Message-Id: <c=US%a=_%p=RSA_Data_Securit%l=LOBESTER-970509210338Z-4608@LOBESTER.rsa.com>
From: Steve Burnett <burnettS@RSA.COM>
To: "'JavaSoft crypto questions'" <java-security@web2.javasoft.com>
Subject: Getting classes from providers
Date: Fri, 9 May 1997 14:03:38 -0700
When an application calls the JCE Cipher.getInstance (String
algorithm) routine, eventually Security.getImpl --by calling
getEngineClassName-- will ask the provider to return the name of the
class associated with that String algorithm. getImpl then will use the
Class class to create a newInstance of that class.

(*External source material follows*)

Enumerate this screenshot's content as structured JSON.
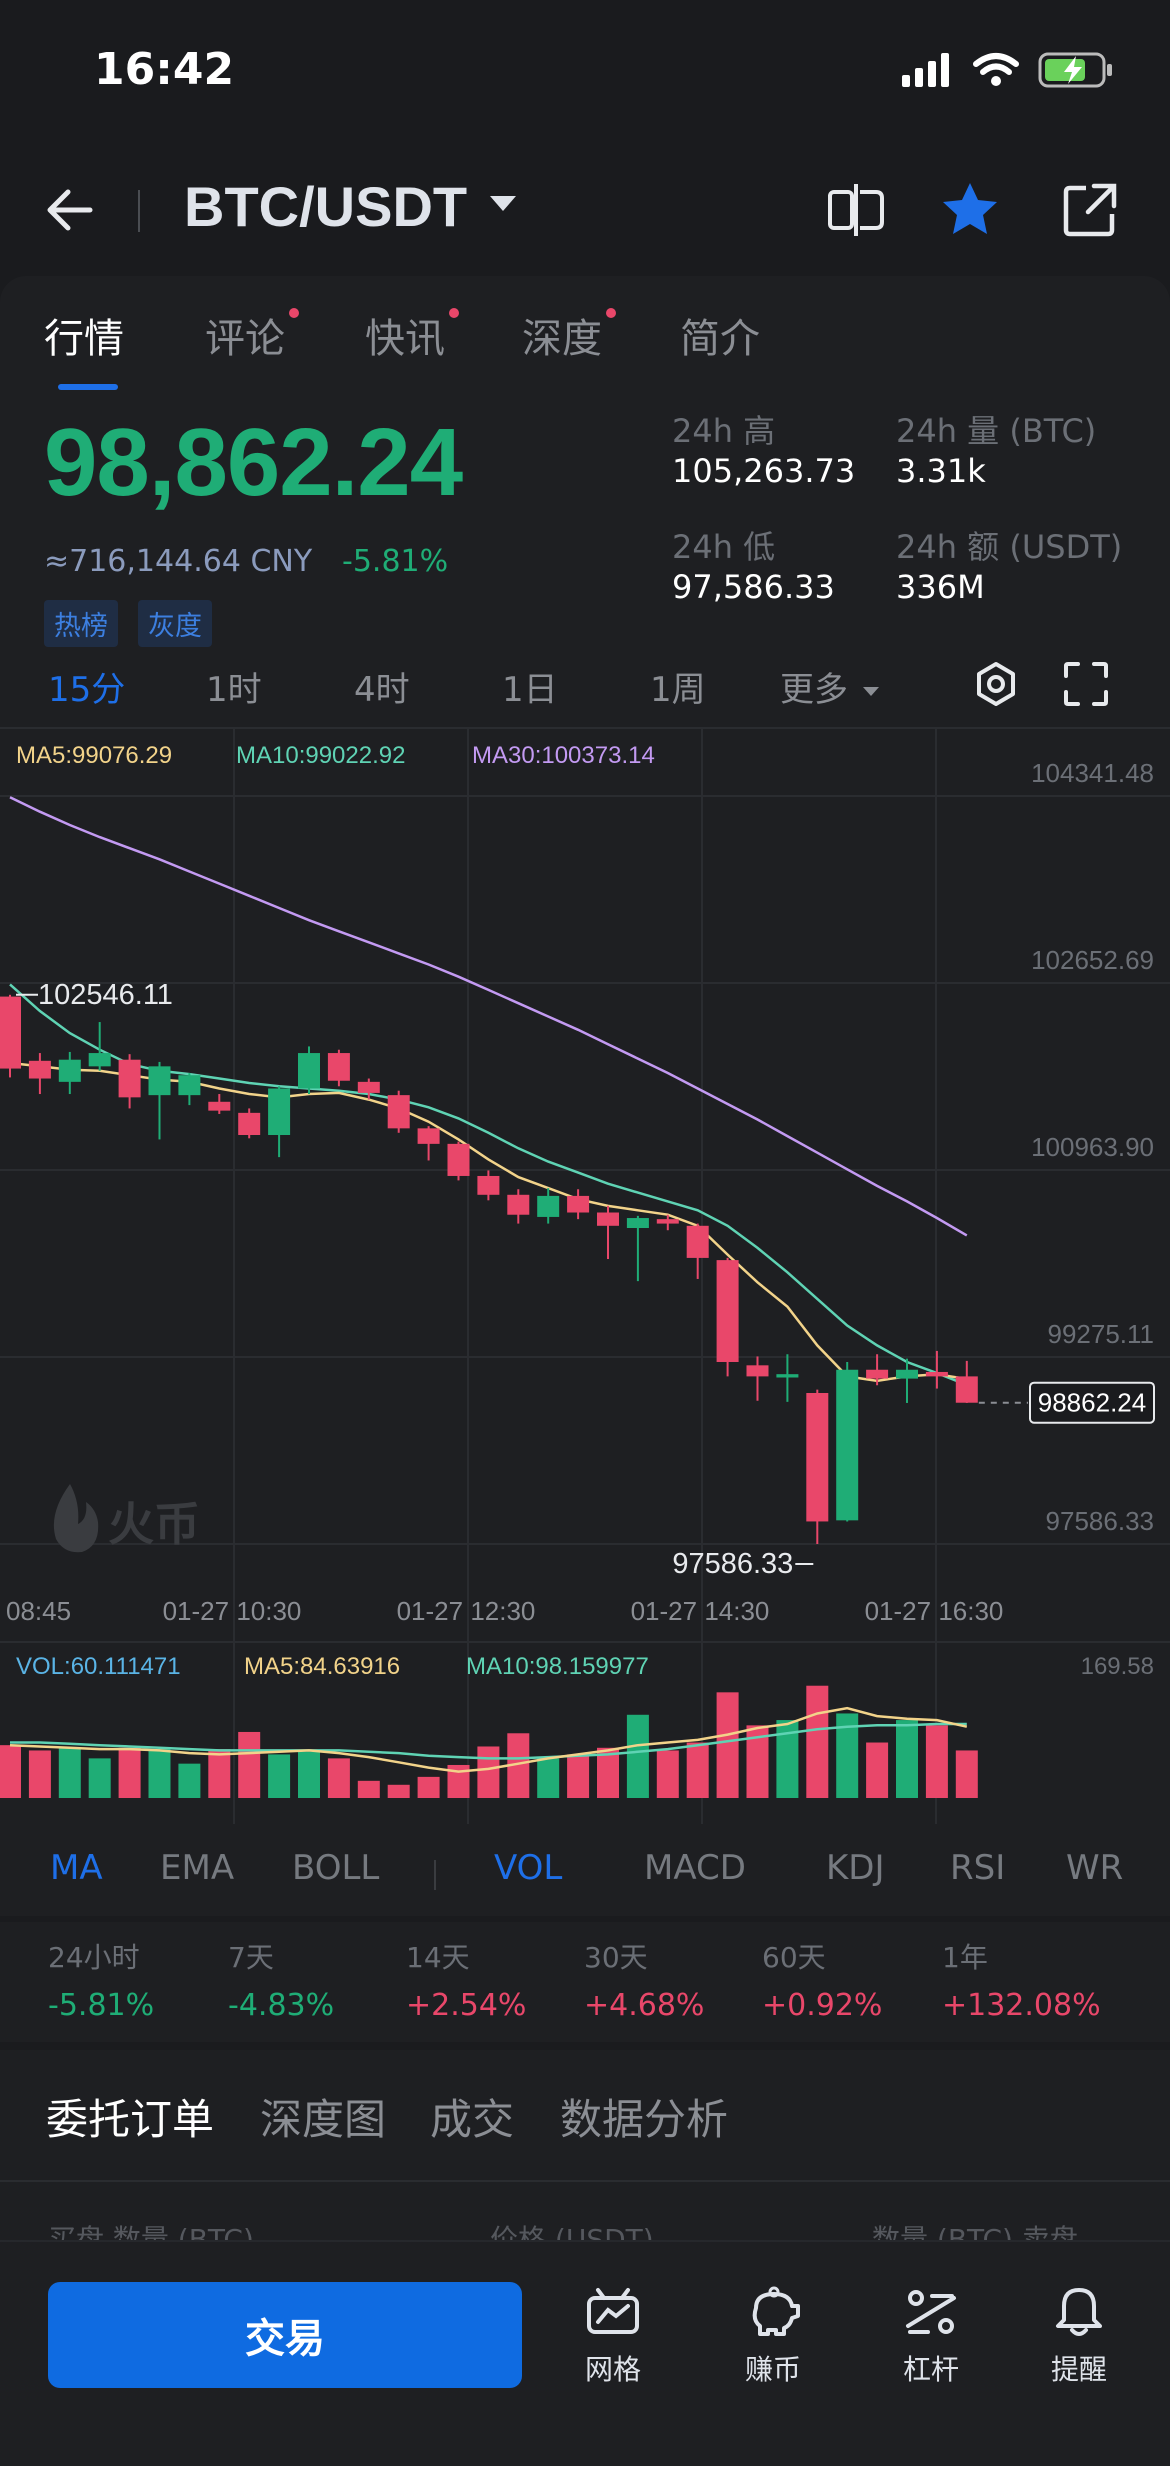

How about this? getImpl does not ask for a class name associated with
the Sting algorithm, but rather the String type. The String type is
"Cipher" or "Signature".
Now, the provider returns its implementation of Cipher, maybe we at
RSADSI for example would call it JA_Cipher, which is subclassed off of
the JCE Cipher.
Then Cipher.getInstance would instantiate that class and pass the
String algorithm to this new object.
It looks like this
Application developer calls Cipher.getInstance ("RC2-80/CBC/PKCS#5")

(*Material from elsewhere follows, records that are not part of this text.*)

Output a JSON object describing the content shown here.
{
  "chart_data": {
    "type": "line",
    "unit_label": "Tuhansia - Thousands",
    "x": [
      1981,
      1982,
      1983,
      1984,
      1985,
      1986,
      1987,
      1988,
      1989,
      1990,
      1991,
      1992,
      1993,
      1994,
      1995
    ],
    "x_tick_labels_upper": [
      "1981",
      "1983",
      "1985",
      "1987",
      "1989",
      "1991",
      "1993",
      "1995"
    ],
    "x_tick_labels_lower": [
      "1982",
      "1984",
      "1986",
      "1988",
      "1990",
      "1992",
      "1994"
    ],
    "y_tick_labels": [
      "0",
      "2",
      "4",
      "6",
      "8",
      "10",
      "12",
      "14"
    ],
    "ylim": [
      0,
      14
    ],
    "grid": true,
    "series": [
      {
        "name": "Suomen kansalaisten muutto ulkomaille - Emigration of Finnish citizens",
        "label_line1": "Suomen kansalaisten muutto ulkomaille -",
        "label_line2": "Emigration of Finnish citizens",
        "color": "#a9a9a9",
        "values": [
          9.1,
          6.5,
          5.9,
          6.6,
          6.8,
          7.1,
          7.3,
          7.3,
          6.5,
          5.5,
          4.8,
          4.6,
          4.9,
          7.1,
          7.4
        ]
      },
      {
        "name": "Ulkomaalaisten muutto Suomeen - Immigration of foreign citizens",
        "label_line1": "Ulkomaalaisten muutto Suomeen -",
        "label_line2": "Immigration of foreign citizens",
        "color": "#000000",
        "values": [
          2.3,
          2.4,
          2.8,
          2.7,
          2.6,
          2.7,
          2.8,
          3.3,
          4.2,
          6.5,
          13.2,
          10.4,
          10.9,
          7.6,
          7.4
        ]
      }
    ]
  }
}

Cipher.getInstance calls Security.getImpl ("Cipher")
Securitly.getImpl calls getEngineClassName (type) remember, type
is "Cipher"
the engine has returned the class name of its Cipher class
(say JA_Cipher).
getImpl returns this name to the caller
Cipher.getInstance, through the Class class can get a newInstance of
JA_Cipher.
Cipher.getInstance calls this object's (the instantiation of
JA_Cipher)
setAlgorithm (algorithm). Remember, algorithm = "RC2-80/CBC/PKCS#5".
This requires every provider to supply a Cipher or Signature or
MessageDigest and so on class (if they support an algorithm of that
type) and their class must contain a setAlgorithm method.
As a provider, rather than supply a separate class for each possible
String algorithm we can handle, we can provide one class that will
contain a method to parse that String. If parameters are part of the
string, we would have to either limit our customers to a few "popular"
parameters or write many, many classes. Even taking away parameters, the
possible algorithm/feedback/padding combinations can still be very large
and unwieldy. It is simply a bit inefficient.